As Firebase increasingly markets itself as a platform for building AI-powered applications, with dedicated documentation for Gemini in Firebase apps and SDK integrations, the number of developers who will hit this exact pattern is going to grow. Quickstart tutorials that show initializing the Gemini client with the Firebase API key, even in ostensibly educational contexts, normalize something that should not be done in production.
The issue is not that Firebase’s security model is broken. It is that Firebase and GCP share infrastructure in ways that are not obvious from the Firebase-facing documentation, and the assumptions embedded in one part of that documentation do not transfer cleanly to the other part. The €54k incident, and the Hacker News discussion it generated, are the predictable result of that gap.
Google could meaningfully reduce this class of incident by doing a few things: generating Gemini-specific API keys that are separate from the Firebase browser key by default, adding a warning in the Cloud Console when a project’s browser key has no API restrictions and Gemini is enabled, and updating Firebase’s AI integration documentation to make the key restriction step non-optional. None of those changes are technically difficult. They are defaults and documentation, not architecture.

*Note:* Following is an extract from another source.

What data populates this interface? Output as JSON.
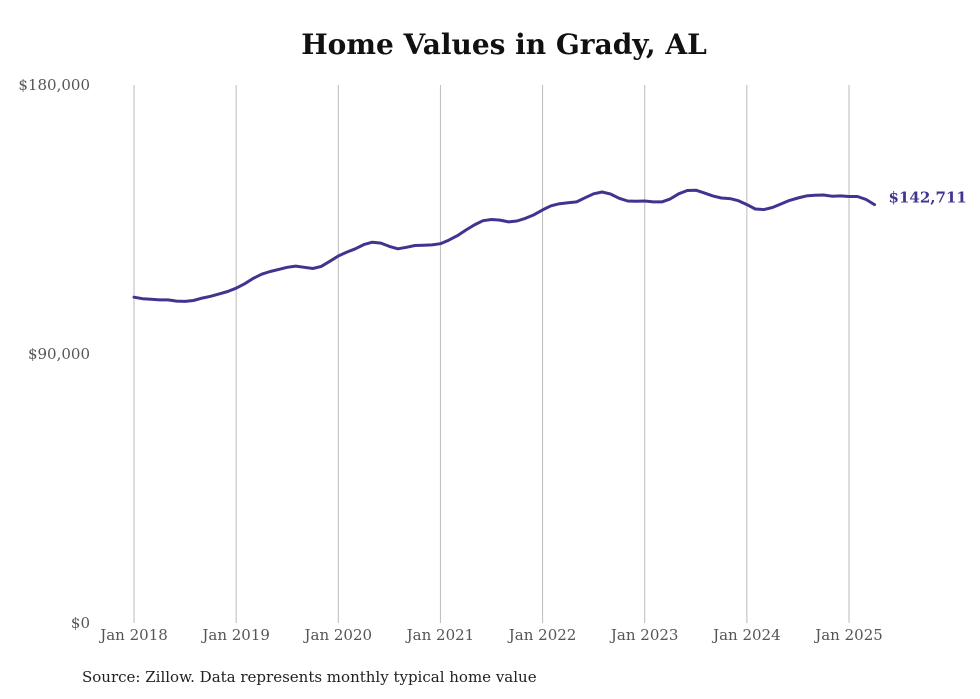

Until then, the practical advice for anyone building a Firebase project that touches any paid GCP API is to treat the auto-created browser key as a liability, not a convenience. Restrict it to the Firebase APIs you actually use, create a separate key or service account for anything that has a per-token billing model, and configure a budget with programmatic remediation rather than just email alerts. These are not complex steps, but they are invisible to a developer who learned that Firebase API keys are safe to expose and assumed that lesson applied everywhere.